Plus inquiétant encore: les deux présumés patients zéro venus de Chine et censés avoir apporté le Covid-19 en Lombardie et en Vénétie se sont révélés négatifs au test. L’enquête épistémologique est donc revenue à la case départ. Les autorités sanitaires ne savent pas comment le virus est arrivé dans la péninsule et n’ont plus d’indices pour suivre sa trace et mettre en quarantaine les personnes susceptibles d’avoir été à son contact.
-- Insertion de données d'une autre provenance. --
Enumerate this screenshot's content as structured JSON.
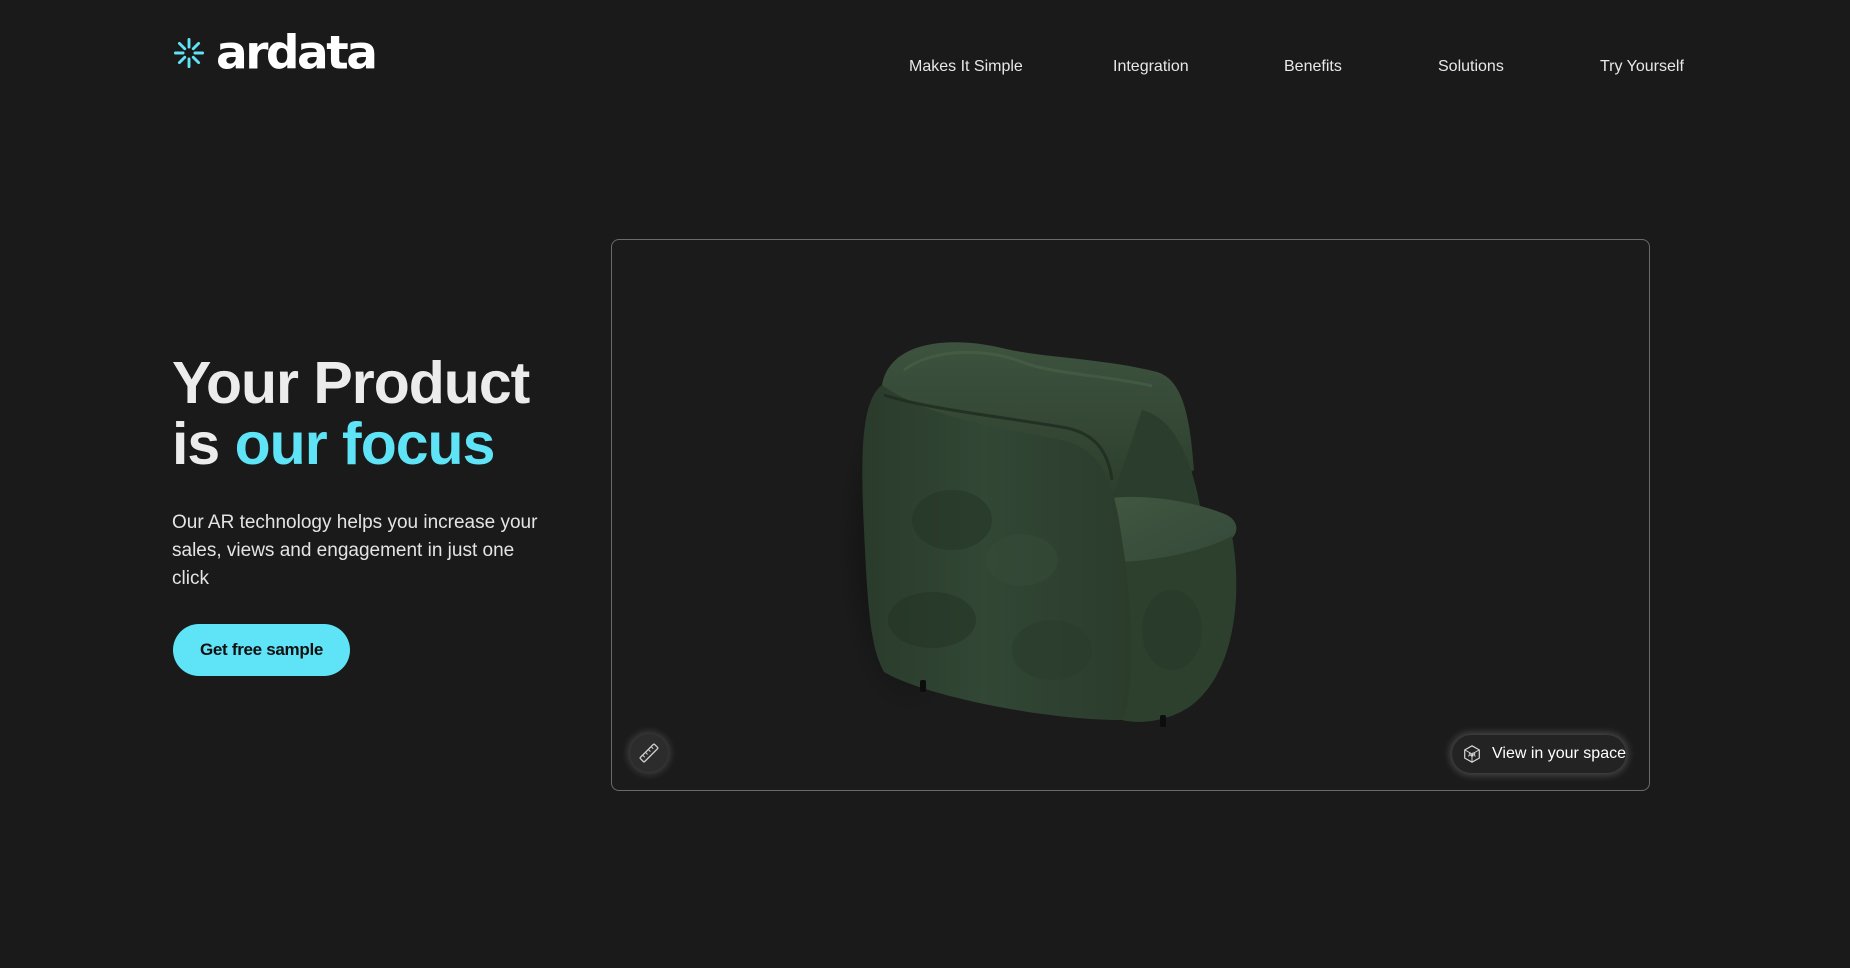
{
  "header": {
    "logo_text": "ardata",
    "nav": [
      "Makes It Simple",
      "Integration",
      "Benefits",
      "Solutions",
      "Try Yourself"
    ]
  },
  "hero": {
    "title_line1": "Your Product",
    "title_line2_prefix": "is ",
    "title_line2_accent": "our focus",
    "subtitle": "Our AR technology helps you increase your sales, views and engagement in just one click",
    "cta_label": "Get free sample"
  },
  "viewer": {
    "ar_button_label": "View in your space",
    "ar_icon": "ar-cube-icon",
    "measure_icon": "ruler-icon"
  },
  "colors": {
    "background": "#1a1a1a",
    "accent": "#5fe3f6",
    "chair": "#2f4230"
  }
}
La stratégie adoptée par le gouvernement avant l’explosion de l’épidémie est donc critiquée par l’OMS. Rome a en effet été le seul gouvernement européen à bloquer tous les vols directs en provenance de Chine. Mais cette apparente rigueur sanitaire n’a fait qu’inciter les Chinois à faire des escales pour pénétrer dans la péninsule, un par un, en provenance de pays tiers. Ils ont ainsi échappé aux contrôles et à la quarantaine préconisée par les experts.

Milan menacée

C’est toutefois la découverte, à Milan, de deux contaminations secondaires, sans que les patients aient séjourné en Chine, qui inquiète désormais le gouvernement. Avec 1,5 million d’habitants, Milan, haut lieu de la finance et de la mode, a une grande communauté chinoise. Si la capitale lombarde devait être soumise à une quarantaine, c’est toute l’Italie, déjà au dernier rang des pays de la zone euro pour la croissance, qui entrerait en hibernation.

Pour éviter cette mesure extrême et techniquement difficile à imposer, les autorités ont donc décidé la fermeture des écoles, des universités, du tribunal et des théâtres, le renvoi de toutes les manifestations sportives. La mesure a été élargie à tout le nord de la péninsule, aux concours publics et aux offices religieux. La semaine milanaise de la mode, sans les grands buyers chinois, s’est terminée dans la déprime, et Giorgio Armani a fait ses défilés à portes closes. De grandes manifestations, comme le Salon du meuble, sont aussi compromises.

Malgré l’urgence, les stériles polémiques politiques ne s’arrêtent pas. Matteo Salvini a ainsi demandé la suspension des Accords de Schengen pour «défendre les frontières de l’Italie». Coronavirus et virus du populisme vont de pair.

Créé: 23.02.2020, 21h14

Le monde retient son souffle

«La plus grande urgence sanitaire depuis 1949»

Inquiets de la multiplication en Iran des cas (43 au total) et des décès (huit), l’Arménie, la Turquie, la Jordanie, le Pakistan et l’Afghanistan ont fermé leur frontière ou restreint les échanges avec ce pays. Ces mesures sont présentées comme temporaires.

Une étude publiée vendredi par le centre des maladies infectieuses de l'Imperial College de Londres «estime qu’environ les deux tiers des cas de Covid-19 sortis de Chine sont restés indétectés au niveau mondial». Et les précautions manquent parfois: le Japon a confirmé dimanche que le virus avait finalement été diagnostiqué chez une ex-passagère du Diamond Princess, rentrée chez elle par le train mercredi après avoir été considérée comme un cas négatif.

En Chine, le bilan a atteint dimanche 2442 morts, après l'annonce de 97 décès supplémentaires, tous sauf un dans la province centrale du Hubei, berceau du virus. Le Ministère de la santé a aussi fait état de 648 nouveaux cas de contamination, ce qui porte à environ 77'000 le total national.

Aux États-Unis, il y a désormais 35 cas officiellement répertoriés. Parmi les rapatriés du Diamond Princess en quarantaine, 18 ont été testés positifs.

Une septantaine d’hôpitaux supplémentaires vont être «activés» pour anticiper une éventuelle propagation du virus en France. Objectif du Ministère de la santé: avoir au moins un établissement par département dans la métropole.

Aucun cas d’infection n’est signalé en Suisse. Les autorités suivent de près l’évolution de la situation italienne et se disent «préparées à l’éventualité d’une propagation». L’Office fédéral de la santé publique annonce une communication ce lundi matin, qui portera «notamment sur les mesures supplémentaires qui peuvent être envisagées».